I started writing this column a few weeks ago, just reminiscing about how funny, unexpected and frustrating it can be to raise kids, and perhaps particularly boys (and in this case, I hope you will excuse my bias).
Now though, as I’ve had friends reach out on social media, needing someone to talk to who relates, as they’re starting to get cagey after several weeks of being cooped up at home with their kids, it seems even more timely.
And perhaps, through the difficulty of suddenly having active, constantly-moving-little-humans at home full-time, we can also reflect on the humorous side and remember just what it is that makes being a parent well worth it, in any and all circumstances.
I’ve been blessed with three loving, quirky, energetic boys and I wouldn’t have it any other way.
I grew up with all sisters. There were five of us.
I being a quiet, sombre child, I didn’t much care for all the emotions that I perceived to come with girls. You know, the drama. (Turns out boys are just as emotional, they just might show it differently.)
I didn’t like playing Barbies (and for some reason my sisters always made me play Kent). I wanted G.I. Joes and science kits.
I had my own telescope and circuit board with a book of wiring combinations to make different things.
I wore pink a lot, but mostly because my fashion-loving, and more assertive twin sister usually claimed first choice of whatever outfits we got and she preferred other colours.
Back then, I was called a tom boy. Now we don’t put people in boxes as much.
I’d rather run around with the neighbourhood boys playing cops and robbers, and I did.

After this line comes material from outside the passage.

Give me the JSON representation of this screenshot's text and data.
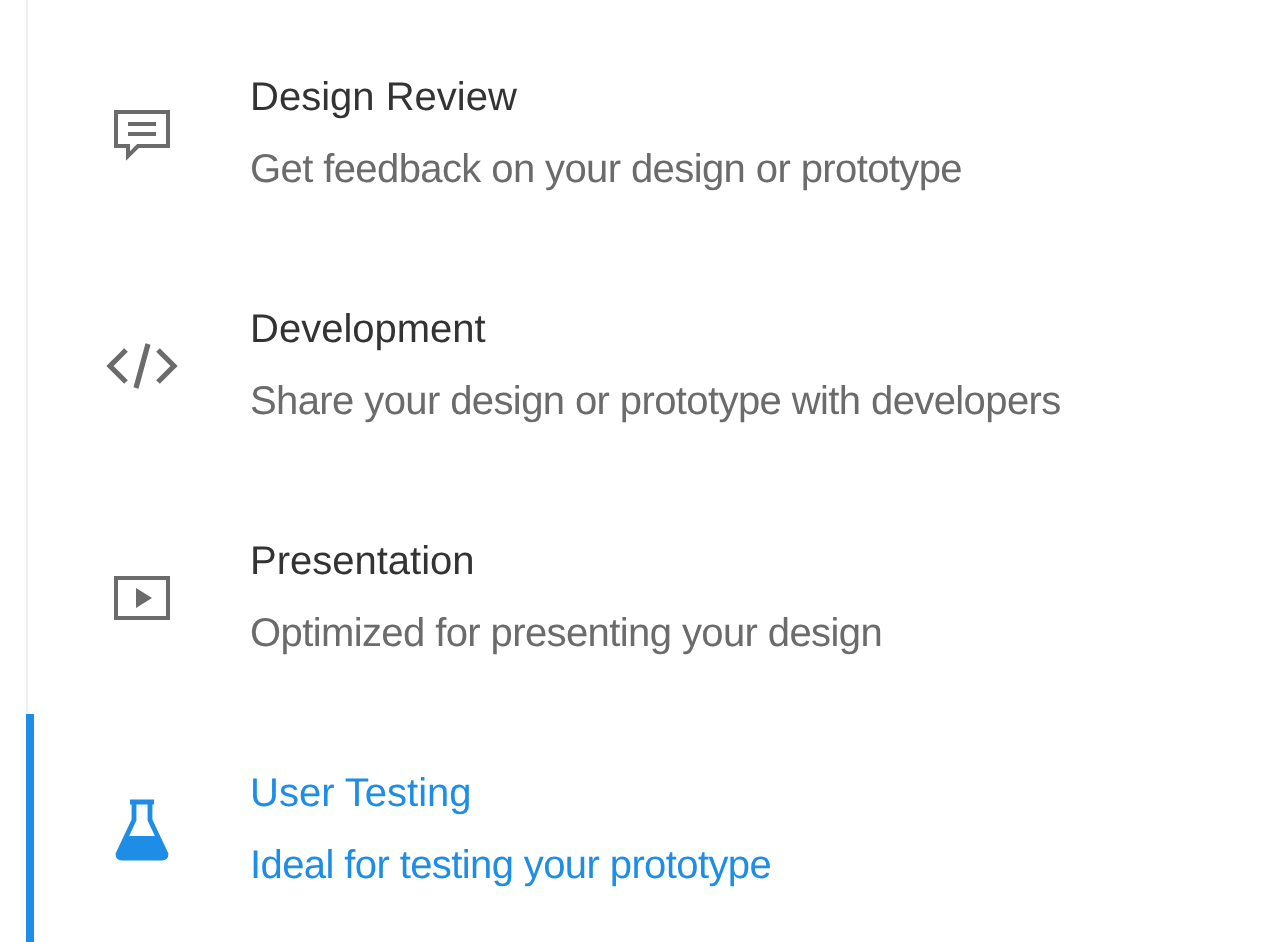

I was a ‘free range’ kid, riding my bike all over the place, much further from home then I was allowed to go, sneaking off to the creek I wasn’t supposed to go anywhere near, and making forts and base camps in the hills behind our neighborhood.
No, I’d had enough of so-called ‘girly’ things.
As a kid, when I imagined my future, grown-up life, I pictured myself with three sons, and that’s exactly what I got. I married a “Matt” instead of a “Mark,” but hey, you can’t have everything.
I pretty much got everything I wished for and I’m rather content with my life.
There are parts of living with boys, however, that I did not expect.
I didn’t realize sitting on a dry toilet seat was a luxury.
I didn’t know how much fun it was to play with plastic dinosaurs, a garden hose and a patch of dirt.
I never expected to have to utter the words “stop playing with your ___” so many times in one day.
I’d hoped they would get along better and not fight so much. Maybe some day …
I wasn’t prepared for how scary it is when they’re sick, or how it would hurt to watch them struggle, or the pride when they succeed.
I wasn’t prepared for how it would feel when they started to need me less — when they don’t come for cuddles as often, or come to me to kiss every boo boo.
Do boys start to become independent of their mothers sooner than girls? I don’t know.
I have no idea what it’s like to raise girls, but looking at my three handsome little men, I think that’s just fine with me — life is pretty perfect as it is.